Hell, I can go as far as to say that there is no right to life, liberty, 
or pursuit of happiness. But then I would have to continue and say that 
no one has the right to remove someones life, liberty, or happiness. So 
really where did we go with this?)

Fiction books, I really would say that this is a collection of 
information (yes information is in it, but it is not solely information) 
and you probably disagree. Your claim is that if I can in some way 
(scanner/typing) get the information in this book onto in infinitely 
distributable medium I am allowed to distribute this as I see fit because 
I still have the original? And now back to chairs.

Since you can't seem to state the difference from selling physical items 
and phantom "infinitely copyable items," think I shall make an attempt 
and include why the purchaser of said product does not buy a right at any 
point in time to copy and distribute. As said, physical items are lost 
when distributed to another. However, if you had some way in which that 
chair could be copied, production line, I would assume that you would 
claim that I could only charge for the material cost that goes into it 
then?
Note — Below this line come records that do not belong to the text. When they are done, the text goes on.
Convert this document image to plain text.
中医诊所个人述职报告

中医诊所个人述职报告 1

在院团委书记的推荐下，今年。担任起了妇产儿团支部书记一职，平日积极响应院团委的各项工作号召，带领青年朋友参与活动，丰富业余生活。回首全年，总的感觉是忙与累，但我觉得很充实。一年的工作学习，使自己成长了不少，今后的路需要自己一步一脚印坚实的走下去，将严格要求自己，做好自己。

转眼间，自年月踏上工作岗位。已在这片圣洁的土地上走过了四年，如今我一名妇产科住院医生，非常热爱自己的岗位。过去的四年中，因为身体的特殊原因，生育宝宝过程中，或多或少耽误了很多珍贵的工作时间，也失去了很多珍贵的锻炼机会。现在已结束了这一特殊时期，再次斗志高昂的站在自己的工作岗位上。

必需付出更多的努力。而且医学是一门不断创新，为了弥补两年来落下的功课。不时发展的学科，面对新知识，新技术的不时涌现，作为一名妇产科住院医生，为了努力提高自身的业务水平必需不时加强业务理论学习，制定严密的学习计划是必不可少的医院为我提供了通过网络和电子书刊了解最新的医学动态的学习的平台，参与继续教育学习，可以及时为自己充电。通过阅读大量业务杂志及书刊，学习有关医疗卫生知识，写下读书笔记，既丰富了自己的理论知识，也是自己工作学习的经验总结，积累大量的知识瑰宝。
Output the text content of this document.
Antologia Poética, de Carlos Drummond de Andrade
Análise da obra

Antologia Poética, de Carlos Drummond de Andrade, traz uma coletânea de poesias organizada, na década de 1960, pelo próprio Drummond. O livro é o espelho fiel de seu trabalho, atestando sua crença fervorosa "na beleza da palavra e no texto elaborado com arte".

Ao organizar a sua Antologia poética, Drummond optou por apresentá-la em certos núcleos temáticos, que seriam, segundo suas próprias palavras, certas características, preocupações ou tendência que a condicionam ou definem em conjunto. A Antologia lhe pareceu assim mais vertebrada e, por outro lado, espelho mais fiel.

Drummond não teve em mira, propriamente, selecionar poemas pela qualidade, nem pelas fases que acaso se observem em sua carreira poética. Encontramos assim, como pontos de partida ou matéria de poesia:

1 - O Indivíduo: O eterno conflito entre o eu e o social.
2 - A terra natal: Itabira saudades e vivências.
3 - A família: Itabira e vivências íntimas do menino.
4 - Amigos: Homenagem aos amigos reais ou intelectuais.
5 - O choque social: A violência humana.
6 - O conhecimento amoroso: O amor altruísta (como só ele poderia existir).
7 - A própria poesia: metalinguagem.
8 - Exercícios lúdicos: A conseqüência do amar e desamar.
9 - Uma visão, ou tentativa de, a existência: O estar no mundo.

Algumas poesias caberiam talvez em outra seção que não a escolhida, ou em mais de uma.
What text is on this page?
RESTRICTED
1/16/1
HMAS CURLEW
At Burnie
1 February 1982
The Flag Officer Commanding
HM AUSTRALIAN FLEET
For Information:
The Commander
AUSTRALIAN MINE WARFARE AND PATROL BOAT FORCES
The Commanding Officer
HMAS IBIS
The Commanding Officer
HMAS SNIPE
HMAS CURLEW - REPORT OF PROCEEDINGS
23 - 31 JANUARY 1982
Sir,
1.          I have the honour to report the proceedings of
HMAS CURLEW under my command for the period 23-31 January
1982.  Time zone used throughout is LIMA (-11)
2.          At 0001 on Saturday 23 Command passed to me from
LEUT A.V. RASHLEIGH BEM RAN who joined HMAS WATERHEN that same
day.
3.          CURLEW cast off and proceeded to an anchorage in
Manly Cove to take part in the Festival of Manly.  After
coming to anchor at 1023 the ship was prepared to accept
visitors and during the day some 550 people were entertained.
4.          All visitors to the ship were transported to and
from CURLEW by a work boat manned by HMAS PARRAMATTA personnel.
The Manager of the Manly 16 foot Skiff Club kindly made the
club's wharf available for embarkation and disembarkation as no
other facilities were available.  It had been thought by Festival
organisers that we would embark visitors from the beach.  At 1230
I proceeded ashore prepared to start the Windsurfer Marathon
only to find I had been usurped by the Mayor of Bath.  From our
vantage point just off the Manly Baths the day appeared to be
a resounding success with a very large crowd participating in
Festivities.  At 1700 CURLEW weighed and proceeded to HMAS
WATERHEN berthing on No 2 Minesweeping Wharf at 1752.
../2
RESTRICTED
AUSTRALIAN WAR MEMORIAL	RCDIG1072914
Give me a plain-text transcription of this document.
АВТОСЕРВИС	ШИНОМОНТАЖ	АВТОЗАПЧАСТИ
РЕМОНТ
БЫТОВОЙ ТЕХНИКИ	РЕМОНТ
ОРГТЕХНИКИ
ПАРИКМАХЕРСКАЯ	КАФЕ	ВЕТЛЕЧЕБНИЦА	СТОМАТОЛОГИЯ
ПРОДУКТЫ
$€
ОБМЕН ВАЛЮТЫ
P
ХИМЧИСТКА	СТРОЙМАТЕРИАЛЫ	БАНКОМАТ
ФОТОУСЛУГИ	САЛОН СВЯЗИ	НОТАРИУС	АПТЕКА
I obviously couldn't charge for labor because that would be like a 
Programmer charging for his software since only labor went into it. But 
then why would the original creator have a right to set a price for his 
chair, and probably include the labor in that price, shouldn't it just be 
for the materials that he use? But then again, why did the materials cost 
money? Wouldn't it have only been labor put in to get those materials, 
thus in reality everything is free? Yes there is the supply and demand 
thing, where the person laboring for materials will sell to the highest 
bidder. And this is where we have the difference; A laborer can change 
pricing by not producing an infinite quantity, bits can not be controlled 
(*cough* DRM *cough*).

This leads to the last point, why the end-user has no right to copy for 
distribution. The creator has, by having labored (which is not limited to 
physical), the right to define how copies for distribution are done. (I 
wish to emphasize _for_) The problem is that software and anything else 
digital, does not come with this natural property of limited quantity or 
required labor to copy.

I think I should also cover what I think the end-user does have the right 
to do once he buys the product. First off he is bound to the legal 
contract that he agrees to by using the product, why? Because he agreed 
to it by the fact that he is using the product (this my change depending 
on where you live, but local law should still rule). If not given some 
legal document, be it an OSS on or not, I see these rights for the end-
user. 

The user can not make a profit off of the purchased good until it is no 
longer being distributed by the creator, the creator is no longer making 
money. (If a company is the creator, which is likely, they would have 
some allotted time under 80yrs to control it).

The user has the right to resell, see first point, as long as he is 
giving up his right of use i.e. he is not keeping a copy for himself to 
use after the sale.

The user has control over his copy. Just like a chairs, guests can use it 
with permission from the copy's owner. And if he does not like his chair 
in the living room he can take it to the dinning room. Personal use 
copies are fine.

On the subject of users copying. The user can copy for distribution, the 
end result. If I have a reclining chair, I can take that idea and make my 
own reclining chair that works and looks exactly the same, as long as I 
don't use how the original was done (which just might make it hard to 
prove that it really was all my work).

To sum it up, the end-user does not have the right to decided for the 
creator, how copy for distribution is handled.